I dug my fingers into his chest. "No, Dane. No. That's not what happened, I swear.” I looked up at him, summoning enough strength to sit up on his lap, straddling him, facing him. "It was just as much as me thinking with my pussy."

He shook his head. "It's okay to put the blame on me, where it belongs."

"Goddammit, Dane, you're not listening to me.

" I cupped his face in both hands. "I want you.

I've always wanted you. I was fighting the urge to jump you all damn night. And when I saw that gorgeous dick of yours all hard and begging for me to play with it, I couldn’t stop myself.

I tried. I thought maybe we could just mutually masturbate. "

"Until I lost control."

"And went down on me," I said. "You didn't hear me complaining, did you?" I let him go, sat back. "You didn't ask me to do anything. I did what I wanted to do."

"So why are you so upset?" he asked.

"Because I'm more confused than ever!" I shouted.

"I don't want to want you, Dane. And I swear on all that's holy, that's not about you, it's about me and my fucked-up psyche.

I'm scared. I'm—I'm fucked up. And you—you make me feel things.

Big things. Scary things. Things I don't have the emotional bandwidth to deal with right now.”

He was quiet for a long time. "Linz, I…I guess I don't really know what to say to that. I want you to trust me. But I know how much easier that is said than done."

"Honestly, Dane, a big part of me wishes you were more of a cocky asshole. It'd be way easier to fuck you again just to get you out of my system so I can be done with you.”

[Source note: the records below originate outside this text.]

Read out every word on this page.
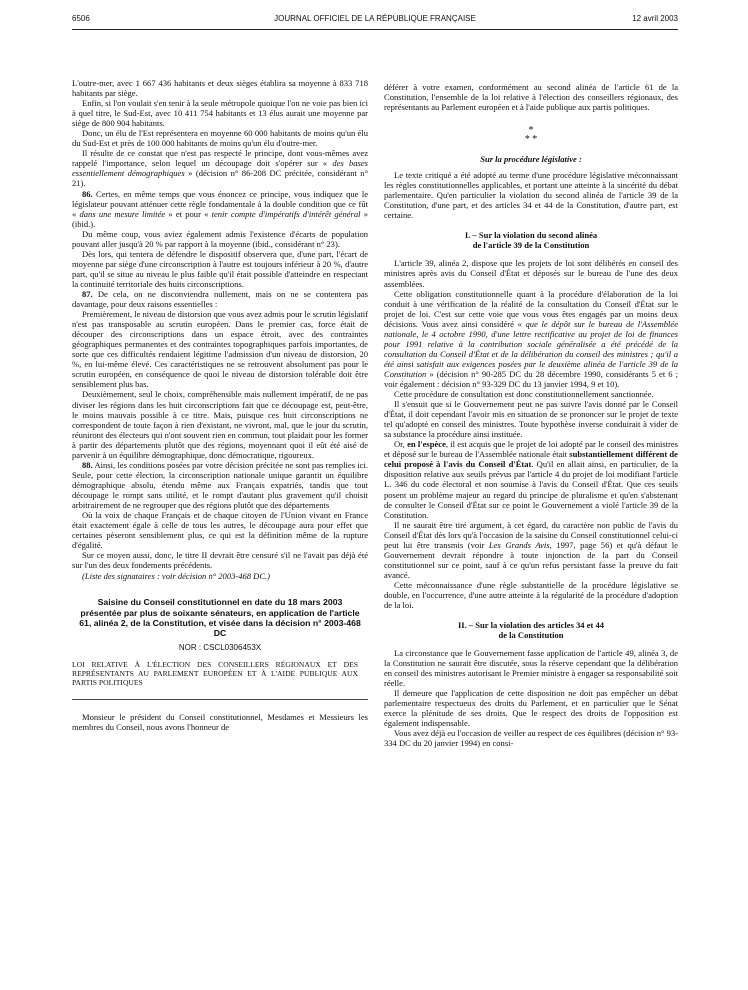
6506	JOURNAL OFFICIEL DE LA RÉPUBLIQUE FRANÇAISE	12 avril 2003

L'outre-mer, avec 1 667 436 habitants et deux sièges établira sa moyenne à 833 718 habitants par siège.

Enfin, si l'on voulait s'en tenir à la seule métropole quoique l'on ne voie pas bien ici à quel titre, le Sud-Est, avec 10 411 754 habitants et 13 élus aurait une moyenne par siège de 800 904 habitants.

Donc, un élu de l'Est représentera en moyenne 60 000 habitants de moins qu'un élu du Sud-Est et près de 100 000 habitants de moins qu'un élu d'outre-mer.

Il résulte de ce constat que n'est pas respecté le principe, dont vous-mêmes avez rappelé l'importance, selon lequel un découpage doit s'opérer sur « des bases essentiellement démographiques » (décision n° 86-208 DC précitée, considérant n° 21).

86. Certes, en même temps que vous énoncez ce principe, vous indiquez que le législateur pouvant atténuer cette règle fondamentale à la double condition que ce fût « dans une mesure limitée » et pour « tenir compte d'impératifs d'intérêt général » (ibid.).

Du même coup, vous aviez également admis l'existence d'écarts de population pouvant aller jusqu'à 20 % par rapport à la moyenne (ibid., considérant n° 23).

Dès lors, qui tentera de défendre le dispositif observera que, d'une part, l'écart de moyenne par siège d'une circonscription à l'autre est toujours inférieur à 20 %, d'autre part, qu'il se situe au niveau le plus faible qu'il était possible d'atteindre en respectant la continuité territoriale des huits circonscriptions.

87. De cela, on ne disconviendra nullement, mais on ne se contentera pas davantage, pour deux raisons essentielles :

Premièrement, le niveau de distorsion que vous avez admis pour le scrutin législatif n'est pas transposable au scrutin européen. Dans le premier cas, force était de découper des circonscriptions dans un espace étroit, avec des contraintes géographiques permanentes et des contraintes topographiques parfois importantes, de sorte que ces difficultés rendaient légitime l'admission d'un niveau de distorsion, 20 %, en lui-même élevé. Ces caractéristiques ne se retrouvent absolument pas pour le scrutin européen, en conséquence de quoi le niveau de distorsion tolérable doit être sensiblement plus bas.

Deuxièmement, seul le choix, compréhensible mais nullement impératif, de ne pas diviser les régions dans les huit circonscriptions fait que ce découpage est, peut-être, le moins mauvais possible à ce titre. Mais, puisque ces huit circonscriptions ne correspondent de toute façon à rien d'existant, ne vivront, mal, que le jour du scrutin, réuniront des électeurs qui n'ont souvent rien en commun, tout plaidait pour les former à partir des départements plutôt que des régions, moyennant quoi il eût été aisé de parvenir à un équilibre démographique, donc démocratique, rigoureux.

88. Ainsi, les conditions posées par votre décision précitée ne sont pas remplies ici. Seule, pour cette élection, la circonscription nationale unique garantit un équilibre démographique absolu, étendu même aux Français expatriés, tandis que tout découpage le rompt sans utilité, et le rompt d'autant plus gravement qu'il choisit arbitrairement de ne regrouper que des régions plutôt que des départements

Où la voix de chaque Français et de chaque citoyen de l'Union vivant en France était exactement égale à celle de tous les autres, le découpage aura pour effet que certaines pèseront sensiblement plus, ce qui est la définition même de la rupture d'égalité.

Sur ce moyen aussi, donc, le titre II devrait être censuré s'il ne l'avait pas déjà été sur l'un des deux fondements précédents.

(Liste des signataires : voir décision n° 2003-468 DC.)

Saisine du Conseil constitutionnel en date du 18 mars 2003 présentée par plus de soixante sénateurs, en application de l'article 61, alinéa 2, de la Constitution, et visée dans la décision n° 2003-468 DC
NOR : CSCL0306453X
LOI RELATIVE À L'ÉLECTION DES CONSEILLERS RÉGIONAUX ET DES REPRÉSENTANTS AU PARLEMENT EUROPÉEN ET À L'AIDE PUBLIQUE AUX PARTIS POLITIQUES

Monsieur le président du Conseil constitutionnel, Mesdames et Messieurs les membres du Conseil, nous avons l'honneur de

déférer à votre examen, conformément au second alinéa de l'article 61 de la Constitution, l'ensemble de la loi relative à l'élection des conseillers régionaux, des représentants au Parlement européen et à l'aide publique aux partis politiques.

*
* *
Sur la procédure législative :

Le texte critiqué a été adopté au terme d'une procédure législative méconnaissant les règles constitutionnelles applicables, et portant une atteinte à la sincérité du débat parlementaire. Qu'en particulier la violation du second alinéa de l'article 39 de la Constitution, d'une part, et des articles 34 et 44 de la Constitution, d'autre part, est certaine.

I. – Sur la violation du second alinéa
de l'article 39 de la Constitution

L'article 39, alinéa 2, dispose que les projets de loi sont délibérés en conseil des ministres après avis du Conseil d'État et déposés sur le bureau de l'une des deux assemblées.

Cette obligation constitutionnelle quant à la procédure d'élaboration de la loi conduit à une vérification de la réalité de la consultation du Conseil d'État sur le projet de loi. C'est sur cette voie que vous vous êtes engagés par un moins deux décisions. Vous avez ainsi considéré « que le dépôt sur le bureau de l'Assemblée nationale, le 4 octobre 1990, d'une lettre rectificative au projet de loi de finances pour 1991 relative à la contribution sociale généralisée a été précédé de la consultation du Conseil d'État et de la délibération du conseil des ministres ; qu'il a été ainsi satisfait aux exigences posées par le deuxième alinéa de l'article 39 de la Constitution » (décision n° 90-285 DC du 28 décembre 1990, considérants 5 et 6 ; voir également : décision n° 93-329 DC du 13 janvier 1994, 9 et 10).

Cette procédure de consultation est donc constitutionnellement sanctionnée.

Il s'ensuit que si le Gouvernement peut ne pas suivre l'avis donné par le Conseil d'État, il doit cependant l'avoir mis en situation de se prononcer sur le projet de texte tel qu'adopté en conseil des ministres. Toute hypothèse inverse conduirait à vider de sa substance la procédure ainsi instituée.

Or, en l'espèce, il est acquis que le projet de loi adopté par le conseil des ministres et déposé sur le bureau de l'Assemblée nationale était substantiellement différent de celui proposé à l'avis du Conseil d'État. Qu'il en allait ainsi, en particulier, de la disposition relative aux seuils prévus par l'article 4 du projet de loi modifiant l'article L. 346 du code électoral et non soumise à l'avis du Conseil d'État. Que ces seuils posent un problème majeur au regard du principe de pluralisme et qu'en s'abstenant de consulter le Conseil d'État sur ce point le Gouvernement a violé l'article 39 de la Constitution.

Il ne saurait être tiré argument, à cet égard, du caractère non public de l'avis du Conseil d'État dès lors qu'à l'occasion de la saisine du Conseil constitutionnel celui-ci peut lui être transmis (voir Les Grands Avis, 1997, page 56) et qu'à défaut le Gouvernement devrait répondre à toute injonction de la part du Conseil constitutionnel sur ce point, sauf à ce qu'un refus persistant fasse la preuve du fait avancé.

Cette méconnaissance d'une règle substantielle de la procédure législative se double, en l'occurrence, d'une autre atteinte à la régularité de la procédure d'adoption de la loi.

II. – Sur la violation des articles 34 et 44
de la Constitution

La circonstance que le Gouvernement fasse application de l'article 49, alinéa 3, de la Constitution ne saurait être discutée, sous la réserve cependant que la délibération en conseil des ministres autorisant le Premier ministre à engager sa responsabilité soit réelle.

Il demeure que l'application de cette disposition ne doit pas empêcher un débat parlementaire respectueux des droits du Parlement, et en particulier que le Sénat exerce la plénitude de ses droits. Que le respect des droits de l'opposition est également indispensable.

Vous avez déjà eu l'occasion de veiller au respect de ces équilibres (décision n° 93-334 DC du 20 janvier 1994) en consi-
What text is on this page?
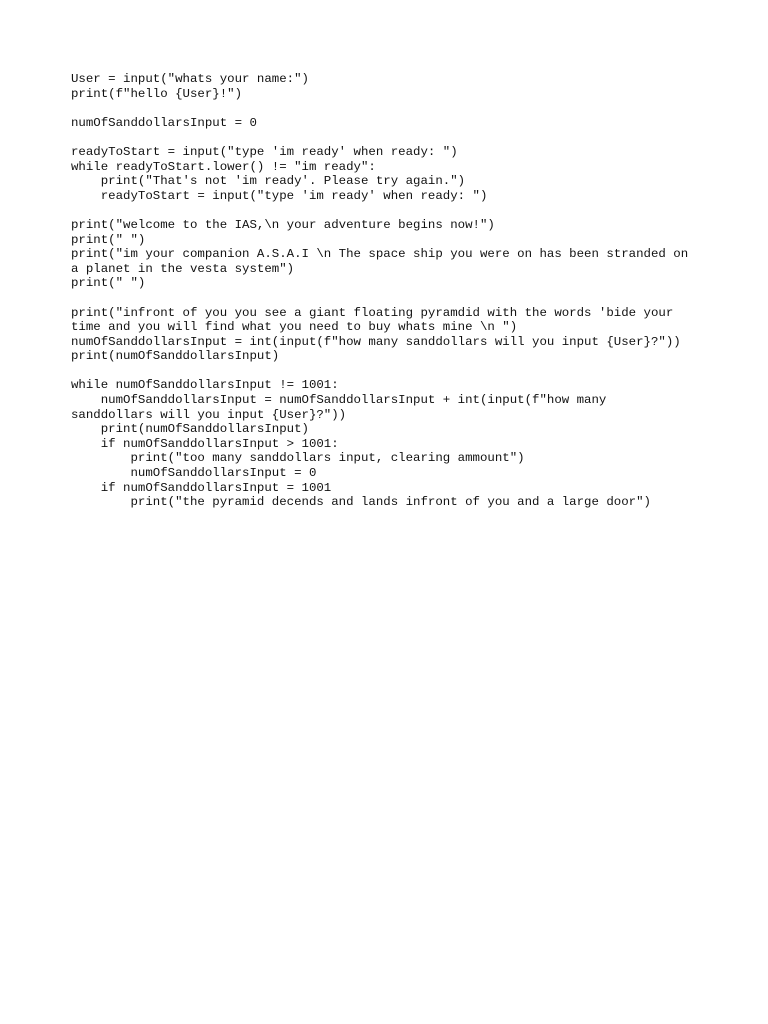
User = input("whats your name:")
print(f"hello {User}!")
numOfSanddollarsInput = 0
readyToStart = input("type 'im ready' when ready: ")
while readyToStart.lower() != "im ready":
print("That's not 'im ready'. Please try again.")
readyToStart = input("type 'im ready' when ready: ")
print("welcome to the IAS,\n your adventure begins now!")
print(" ")
print("im your companion A.S.A.I \n The space ship you were on has been stranded on
a planet in the vesta system")
print(" ")
print("infront of you you see a giant floating pyramdid with the words 'bide your
time and you will find what you need to buy whats mine \n ")
numOfSanddollarsInput = int(input(f"how many sanddollars will you input {User}?"))
print(numOfSanddollarsInput)
while numOfSanddollarsInput != 1001:
numOfSanddollarsInput = numOfSanddollarsInput + int(input(f"how many
sanddollars will you input {User}?"))
print(numOfSanddollarsInput)
if numOfSanddollarsInput > 1001:
print("too many sanddollars input, clearing ammount")
numOfSanddollarsInput = 0
if numOfSanddollarsInput = 1001
print("the pyramid decends and lands infront of you and a large door")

"But it's not that easy, huh?”

"Shut up."

He huffed a laugh. "Are you saying that I'm not out of your system yet?"

"Dane, seriously, shut up."

"Because if you give me another ten or fifteen minutes, we can go again." He paused. "A big black bug bit a big black bear, and the big black bear bled black blood."

"The fuck?"

"Warming up my mouth.”

I slapped his chest. "Shut up. No. We aren't going again."

"Awww. You sure?" he held a hand up in front of my face, index, middle, and pinky fingers extended, his ring finger tucked. "Now that ass-play is in the picture, I could see if I can make you come so hard so many times you pass out…again.”

"Ass-play is not in the picture."

"My asshole disagrees."

“You liked it."

"Fuck yes, I did. You're welcome to do that to me anytime you want." He laughed. "You're telling me two in the pink, one in the stink doesn't interest you?"